Greek citizens, drugs users, homeless people and women working in the sex industry, have also been targeted under these sweeps where they are hauled to police stations, forcibly tested for HIV and in some cases imprisoned among with the migrants in the internment camps.  As the graffiti is cleaned off the shop facades in anticipation of the summer tourist influx, the streets are being cleansed of undesirables.

There has been minimal effort to slow down the growth of this political party that seems solely based on hate. But the certain magic mix that makes xenophobia and brutal attacks the norm, widespread poverty and an indifferent government, are in abundance in Greece. As well as elsewhere.

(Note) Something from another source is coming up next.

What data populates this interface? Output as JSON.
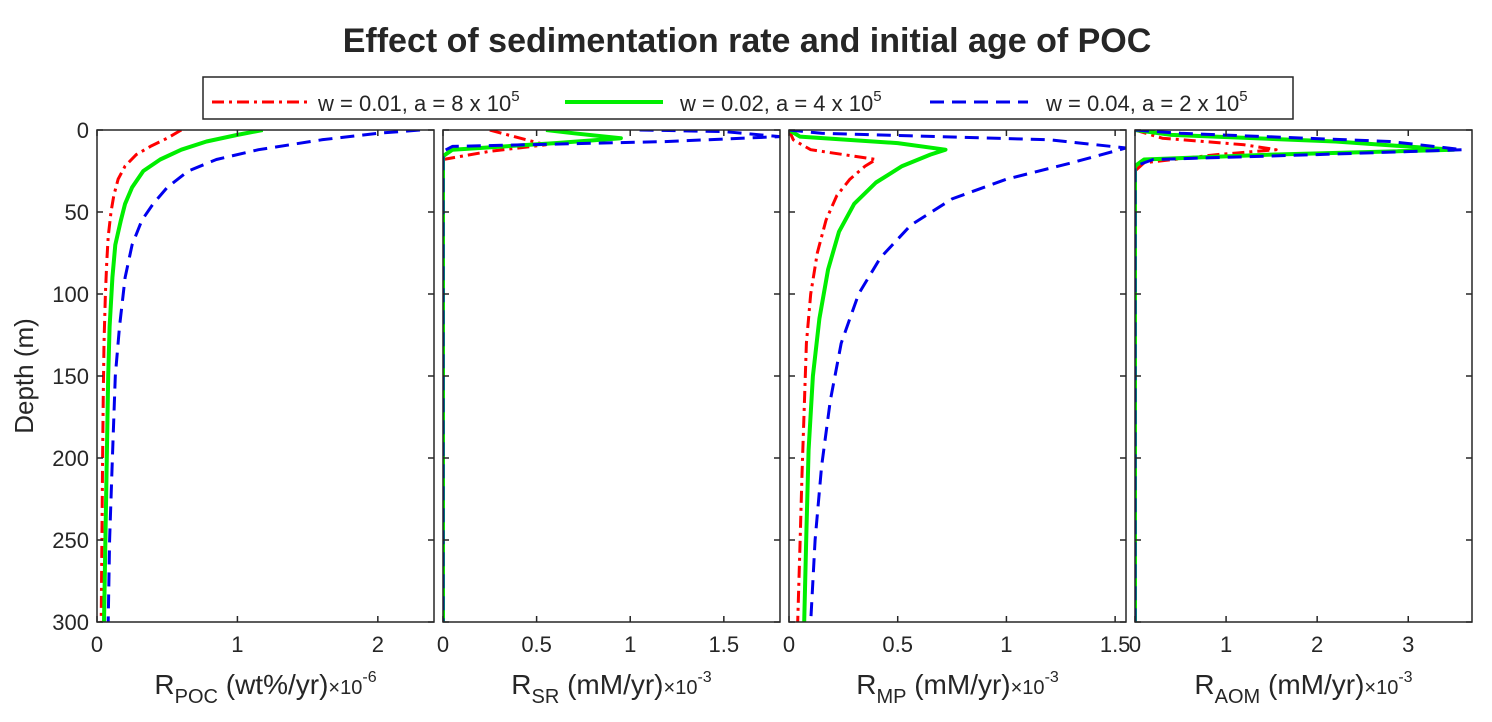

Amid a dramatic surge in attacks on immigrants blamed on the neo-Nazis, the debt-stricken country's ruling alliance has come under unprecedented pressure to crack down on racially motivated crimes. Legislation calling for a ban on parties perceived to incite such violence was proposed by prime minister Samaras's two junior leftist partners last month. Claiming that it would "victimise" Golden Dawn, which has 18 of the 300 MPs in parliament, the conservative groups last week rejected the bill as counterproductive. On Friday they put forward their own, less punitive law.

As parliament prepares to debate how best to apply legislation that will curb the party, – measures that have unexpectedly electrified the political scene – the far right is flourishing in the knowledge that, in a country reeling from the twin ills of austerity and despair, it is they who are in the ascendant. Since elections last year, Golden Dawn's appeal has almost doubled, with successive polls showing support of between 11% and 12% for the neo-fascists. Privately pollsters acknowledge that, as Greece's third-strongest and fastest-growing political force, the group could garner as much as 15% of support in local elections next year.

"It is wrong to believe that they are an ephemeral phenomenon," said Professor Dimitris Kerides, who teaches political science at Athens' Panteion University. "They are not only a product of this country's economic crisis. There is something sick in Greek society that Golden Dawn expresses," he added, referring to the rise in "Greek-only" blood banks and food rallies organised by the extremists. "They are here to stay. And as of 2014 they are going to be everywhere, with access to state resources because, for sure, they will win seats in municipal elections and, in some towns, place mayors."

The Vatican has declared austerity to be a social ill basically. And they should know they were lucky last time such groups were prominent in Europe, the Catholic Church was able to survive relatively unscathed. They may not this time.

We need to start looking at what is really important socially. Or do you like the idea of people that think it alright to attack someone for being different having a voice in our democracy?